E os combateu com reprogramação mental

Santa Clara do Sul – O maior trunfo do demônio foi convencer o mundo de que ele não existe, escreve o famoso exorcista da diocese de Roma, padre Gabriele Amorth. Para ele, todas as artimanhas do capeta estão sendo utilizadas neste século para minar mentes e a fé. O padre é o exorcista oficial do Vaticano desde 1986 e chama a atenção pela sua especialidade: expulsar demônios. Do outro lado do oceano, numa cidade bem menos suntuosa, em Santa Clara do Sul, outro sacerdote desperta curiosidade pelo jeito aberto, sincero e vanguardista: Hilário Dewes foi forjado na Igreja Católica para ser exorcista. E é. Mas lida muito mais com técnicas de parapsicologia para expulsar capetas insistentes que se introjetam na mente mudando a rota da energia vital.
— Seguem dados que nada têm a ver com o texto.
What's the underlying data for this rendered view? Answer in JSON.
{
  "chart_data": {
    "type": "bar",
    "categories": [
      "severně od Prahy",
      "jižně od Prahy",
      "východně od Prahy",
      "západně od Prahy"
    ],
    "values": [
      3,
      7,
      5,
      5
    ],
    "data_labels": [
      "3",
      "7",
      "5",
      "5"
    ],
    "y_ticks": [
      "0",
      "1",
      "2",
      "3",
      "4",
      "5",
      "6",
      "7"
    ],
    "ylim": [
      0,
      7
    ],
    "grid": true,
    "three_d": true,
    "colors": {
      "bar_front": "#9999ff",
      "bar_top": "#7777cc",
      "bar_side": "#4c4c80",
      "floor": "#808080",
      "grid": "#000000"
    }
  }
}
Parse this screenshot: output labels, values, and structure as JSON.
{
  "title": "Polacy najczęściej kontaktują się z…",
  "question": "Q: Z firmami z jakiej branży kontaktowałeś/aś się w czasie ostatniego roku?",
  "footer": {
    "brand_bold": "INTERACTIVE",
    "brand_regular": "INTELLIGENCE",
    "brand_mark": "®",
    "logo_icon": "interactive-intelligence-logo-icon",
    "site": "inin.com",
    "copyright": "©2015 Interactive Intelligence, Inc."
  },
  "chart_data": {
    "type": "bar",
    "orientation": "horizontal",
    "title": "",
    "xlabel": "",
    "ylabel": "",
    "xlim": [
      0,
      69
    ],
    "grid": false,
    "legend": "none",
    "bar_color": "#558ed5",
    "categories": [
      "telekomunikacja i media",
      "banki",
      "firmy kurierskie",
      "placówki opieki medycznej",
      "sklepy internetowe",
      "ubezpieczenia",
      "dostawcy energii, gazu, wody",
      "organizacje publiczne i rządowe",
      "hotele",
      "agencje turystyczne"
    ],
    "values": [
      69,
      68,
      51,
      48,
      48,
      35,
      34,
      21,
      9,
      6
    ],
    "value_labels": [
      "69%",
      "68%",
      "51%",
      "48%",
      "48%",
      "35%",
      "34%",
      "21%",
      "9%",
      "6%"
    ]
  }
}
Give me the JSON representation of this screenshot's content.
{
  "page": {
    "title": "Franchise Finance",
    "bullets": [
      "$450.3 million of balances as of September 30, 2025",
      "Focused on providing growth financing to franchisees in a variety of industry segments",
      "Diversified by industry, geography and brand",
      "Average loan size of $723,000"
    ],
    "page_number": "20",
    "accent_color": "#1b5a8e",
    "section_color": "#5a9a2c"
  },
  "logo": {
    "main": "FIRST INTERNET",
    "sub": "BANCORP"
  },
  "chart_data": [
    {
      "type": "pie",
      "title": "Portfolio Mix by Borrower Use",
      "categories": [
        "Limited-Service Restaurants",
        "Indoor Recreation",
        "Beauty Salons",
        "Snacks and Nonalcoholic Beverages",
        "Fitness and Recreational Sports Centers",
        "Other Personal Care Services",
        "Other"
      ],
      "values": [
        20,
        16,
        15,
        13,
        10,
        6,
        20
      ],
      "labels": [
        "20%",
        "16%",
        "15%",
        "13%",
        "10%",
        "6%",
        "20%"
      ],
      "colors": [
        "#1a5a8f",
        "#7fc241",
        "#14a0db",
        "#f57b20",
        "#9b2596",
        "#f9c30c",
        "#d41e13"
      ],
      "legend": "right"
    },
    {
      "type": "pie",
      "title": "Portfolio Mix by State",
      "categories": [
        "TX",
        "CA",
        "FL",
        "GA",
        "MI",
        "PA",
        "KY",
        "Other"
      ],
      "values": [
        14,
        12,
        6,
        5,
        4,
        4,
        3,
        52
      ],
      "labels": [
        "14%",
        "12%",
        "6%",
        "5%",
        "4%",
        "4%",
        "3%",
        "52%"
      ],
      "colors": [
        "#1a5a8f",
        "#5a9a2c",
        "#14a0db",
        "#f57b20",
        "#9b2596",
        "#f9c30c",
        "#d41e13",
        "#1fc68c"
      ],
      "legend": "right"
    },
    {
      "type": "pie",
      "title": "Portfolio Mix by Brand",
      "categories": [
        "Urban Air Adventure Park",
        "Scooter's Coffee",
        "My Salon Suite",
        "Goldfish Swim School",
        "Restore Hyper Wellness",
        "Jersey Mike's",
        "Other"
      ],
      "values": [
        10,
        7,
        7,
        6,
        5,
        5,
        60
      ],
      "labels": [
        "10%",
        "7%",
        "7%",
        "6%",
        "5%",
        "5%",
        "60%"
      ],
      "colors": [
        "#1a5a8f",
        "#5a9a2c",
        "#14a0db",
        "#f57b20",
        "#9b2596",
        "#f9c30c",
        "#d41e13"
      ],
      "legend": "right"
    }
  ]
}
Ele atende a inúmeros chamados de supostas possessões demoníacas. Em Lajeado, Passo do Sobrado ou Santa Clara, o religioso, que se tornou doutor em psicanálise, abre os braços para acolher fiéis transtornados. Foi chamado a cuidar casos em São Paulo, Rio de Janeiro e, na rota internacional, rumou a Paris.

Trinta anos de experiências lhe valeram a alcunha de “padre bruxo”. Ele prefere um apelido menos místico e pragmático. “Eu digo que sou o padre bombril.” As mil e uma utilidades se estendem do campo da fé para a mente. Ele benze, batiza, reza missa, faz hipnose, regressão e, se precisar exorcizar, não se faz de rogado. Esconjura o satanás com a mesma calma com que toma chimarrão. Estima ter atendido a 30 casos em Lajeado e muito mais percorrendo o Rio Grande do Sul. Episódios de pessoas que fazem objetos levitar ou ateiam fogo nas coisas são mais comuns do que se imagina, salienta Dewes. Mas os familiares, assustados com os fenômenos, ocultam de amigos e vizinhos por que o desconhecido é sempre temeroso. Contudo, para o padre bruxo, que sempre carrega consigo uma maleta preta com Bíblia, terço e livros de reprogramação mental, esse tipo de capeta é manso. “Onde eu passo, o demônio não tem muita vez”, sorri enquanto dirige pela BR-386, para atender a duas supostas ocorrências de possessão. A reportagem do jornal O Informativo o acompanhou.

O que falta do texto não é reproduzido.